Si le chancelier a initié durant sa législature une politique qui se voulait réformatrice (sortie du nucléaire, nouveau code de la nationalité, loi sur l'immigration, réforme fiscale, réforme des retraites), il n'a pas su réformer le marché du travail, jugé trop rigide par de nombreux économistes comme par les employeurs. Il y a un mois, il s'est rendu compte de l'urgence qu'il y avait à proposer des solutions concrètes au problème de l'emploi et a confié à Peter Hartz, directeur du personnel de Volkswagen et proche du SPD, le soin d'établir un plan d'attaque anti-chômage. Celui-ci a remis au chancelier le 16 août dernier le rapport établi par la commission d'experts qu'il dirigeait présentant différentes mesures qui, parce qu'elles requièrent le vote de lois, ne pourront pas être mises en place avant les élections. Un plan d'attaque qui, quoi qu'il en soit, arrive bien tard.
Concernant l'emploi, les solutions proposées par le candidat de la CDU-CSU peuvent être résumées par la formule : « 3 fois 40 » c'est-à-dire ramener le taux de cotisations sociales à 40% des salaires, le taux maximal de l'impôt à 40% des revenus et la part des dépenses publiques à 40% du PIB. Des mesures qui seraient financées en utilisant une partie du bénéfice 2001 de la Bundesbank, soit 7,7 milliards d'euros. Edmund Stoiber a également annoncé qu'il remettrait en cause la réforme fiscale de son rival et le Conseil économique de la CDU a suggéré de repousser de 2004 à 2006 l'échéance européenne du retour à l'équilibre des finances publiques et d'utiliser la marge de manœuvre ainsi dégagée pour accorder des baisses d'impôts.
Par ailleurs, pour la première fois en Allemagne, la famille constitue l'un des thèmes majeurs de la campagne électorale, le vieillissement de la population inquiétant tous les responsables politiques. Le SPD s'est ainsi fixé pour objectif d'offrir à tout jeune sortant de l'école un emploi ou une formation, d'augmenter progressivement les allocations familiales de 154 à 200 euros par enfant et par mois, d'alléger les impôts des personnes élevant seules leurs enfants, de créer des infrastructures d'encadrement pour les tout-petits (l'Allemagne souffre d'un manque de crèches) et d'ouvrir toute la journée dix mille écoles d'ici à 2006 (les enfants allemands n'ont classe que le matin). Le SPD consacrerait quatre milliards d'euros à l'éducation, l'une des plus médiocres des pays industrialisés selon une récente étude de l'OCDE. Le candidat de la CDU-CSU, quant à lui, promet d'augmenter les prestations sociales en direction des familles (un chèque de six cents euros serait ainsi versé aux parents de jeunes enfants) et des bas salaires.

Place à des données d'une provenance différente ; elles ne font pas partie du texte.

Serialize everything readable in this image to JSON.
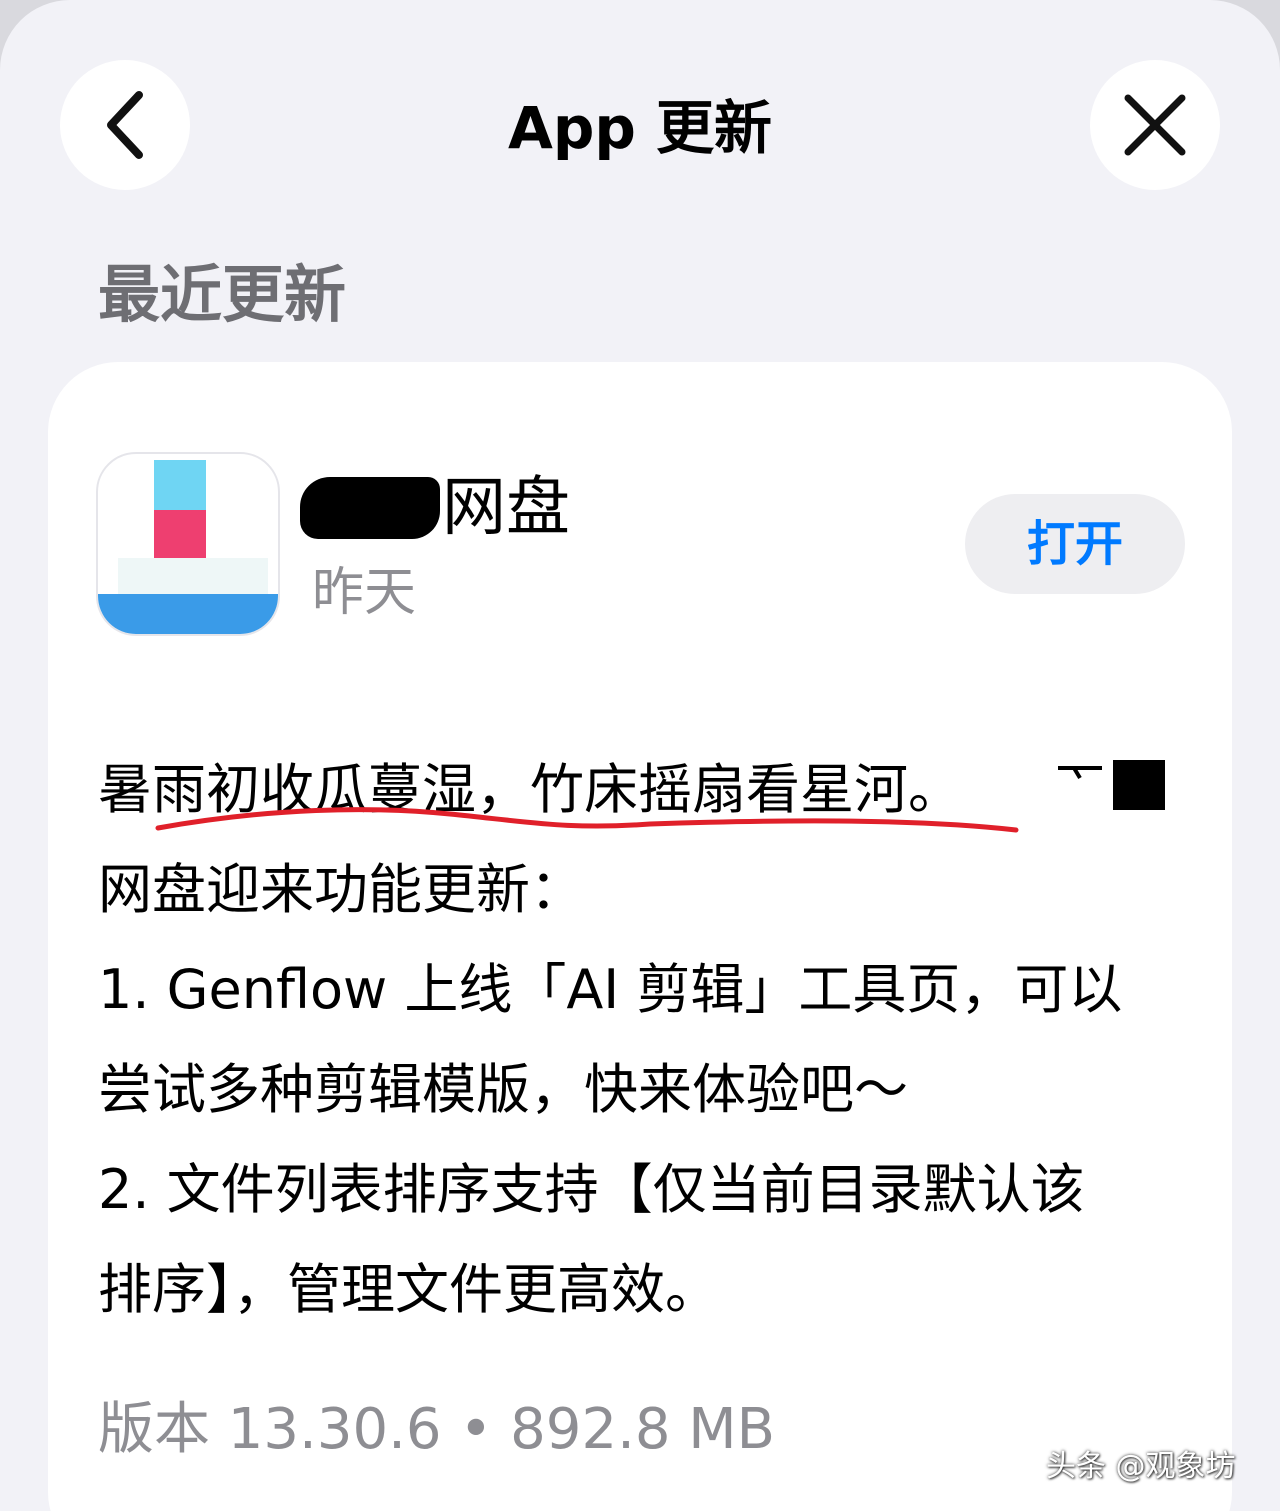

Autre grande première de cette campagne électorale : l'organisation de débats télévisés entre les deux principaux candidats. Le premier a eu lieu le 25 août sur deux chaînes commerciales (RTL et Sat1), le second aura lieu le 8 septembre sur une chaîne publique.
Les «petits» partis
Si, selon toute probabilité, le futur chancelier est issu de l'un des deux grands partis allemands, l'ensemble des formations politiques est engagée dans la campagne électorale. Les libéraux du FDP sont emmenés par Guido Westerwelle, 40 ans, qui s'est fixé pour objectif d'obtenir un score de 18%, soit près de trois fois celui de son parti aux élections législatives de 1998 (6,2%) et bien au-dessus du meilleur score jamais réalisé par les libéraux (12,8% en 1961). Si le FDP a vu, depuis un an, ses résultats électoraux progresser à chaque élection régionale, réalisant une percée remarquée lors des dernières élections régionales de Saxe-Anhalt qui se sont tenues en avril dernier (13,3% des suffrages), les sondages ne créditent la formation libérale que de 9% des intentions de vote, soit la moitié de l'objectif fixé.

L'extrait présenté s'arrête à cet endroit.